At the Surge 2011 conference, Ben Fried, CIO of Google, said give him a generalist engineer over a specialist any day.
BALTIMORE-The
engineers that take the Internet to its next levels of scalability will not be
specialists, but generalists, according to the CIO of Google.
Speaking
at
Surge 2011, The Scalability &
Performance Conference here, Ben Fried told attendees that generalists-people
versed in multiple disciplines who are willing to learn even more-will be
required for the industry to continue to produce enterprises that can reach
Google-like scale and beyond.
Speaking
from experience, Fried laid out a scenario of so-called "disaster porn"
based on a situation he endured while running the IT operation of a "large
multinational investment bank" where he used to work. A look at Fried's
profile shows that bank to be Morgan Stanley.
"Disaster
Porn," as he put it, is a hallmark of the Surge event, where engineers
come to hear how others have overcome challenges to learn from their mistakes
and successes. Now in its second year, Surge is put on by a small yet pivotal
Columbia, Md., firm known as
OmniTI. Surge has
attracted some of the biggest names in Web operations and Internet scale and
performance, including representatives from Google, Yahoo, Heroku, Opscode,
10Gen, VoltDB and Joyent.
Fried
said to succeed in the scalable enterprise, engineers need to "understand
the pathologies of failure." And his story of failure involved a trading
application built on Internet infrastructure but presented as a common desktop
app to users-the traders. Fried's team scaled the system to support external
traders and took shortcuts.
"By
hijacking APIs developers already used inside the company, we just made it work
easier for the desktop environment," he said. "It was arrogant of us
to think that through smart software, we could hide from developers and end
users" that they were operating on a flawed system. "As I look at
APIs and frameworks to build apps, there is a tendency to make things that are
hard seem not so hard ... and that doesn't always work."
Indeed, "We
had to scale up the organization to deal with our own success, and without even
thinking, the way we scaled up was through specialization," Fried said. "We
never said understanding how everything works is important." However, that
now "forms the approach we use at Google for operations."
Fried
said because there were so many specialists doing their small part of the
process to build out the application, very few people knew what other groups
were doing. In fact, only two people knew what the app did top to bottom-Fried
and an assistant.
So, after
receiving what he referred to as "the call"-where he was instructed
to go to the trading floor and watch as the app that had made him a star nearly
made him a pariah-Fried got a taste for why he needed more generalists on his
team. "I watched as a monitoring system for an app I designed moved from
millions of dollars to zero in seconds."
To break
down the problem, Fried said he quickly found himself in a large room briefing
an extended team on how the application worked so everybody could understand
it. They eventually got to the root of the problem, which included problems
with a load balancer and other faults.
However,
specialization hurt in that case. "We had to rethink operations;
operations is engineering," Fried said. "We can't allow technical
barriers put up by the industry to separate us. ... We need to reward and
recognize generalist skill and reward end-to-end ownership."
Moreover,
Fried said Google gets this right. "We go to great lengths to hire people
with engineering skills," he said. "We put really great engineers in
these operational roles, and we make sure at the end of the day somebody is
accountable."
In
addition, Fried said of generalists, "You need people who can work at a
high level but can go all the way down to the applications."
Responding
to a question of whether generalists are made or taught or if they are born,
Fried said he believes they are born, because "it starts with an attitude,"

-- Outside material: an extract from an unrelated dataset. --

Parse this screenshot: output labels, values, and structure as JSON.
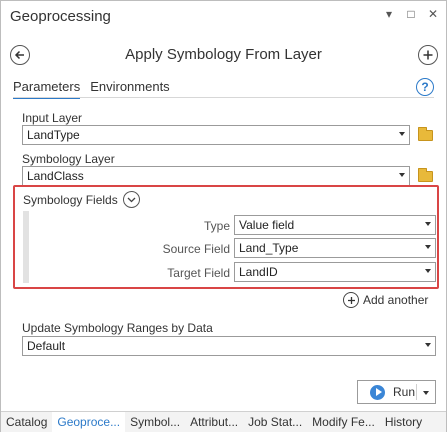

which features "a dedication to self-improvement. People who have this
attitude, they don't want to stop; they want to keep digesting and learning."
For its
part, Google has an internal program, or "university," to cultivate
these generalist types, Fried said. "It's about people who resent
boundaries and not knowing things," he added.
Surge is
the brainchild of OmniTI CEO and engineer
Theo Schlossnagle and his
team. OmniTI is a global IT services company with more than 10 years of success
in Web design, Web applications development and managed services. Schlossnagle
attended Johns Hopkins University in Baltimore and stuck around to found his
company in nearby Columbia.
In
opening remarks for the conference, Schlossnagle spoke on the need to develop a
DevOps culture that maintains a focus on engineering. "We're about
engineering, all about engineering," he said.
As an
OmniTI blurb in the Surge program put it:
"Like
many of the success stories at Surge, we acquired experience through trial and
error, constant collaboration between development and operations teams, and an
unwavering commitment to excellence. But we still lean on our friends and peers
to see how things can be done better."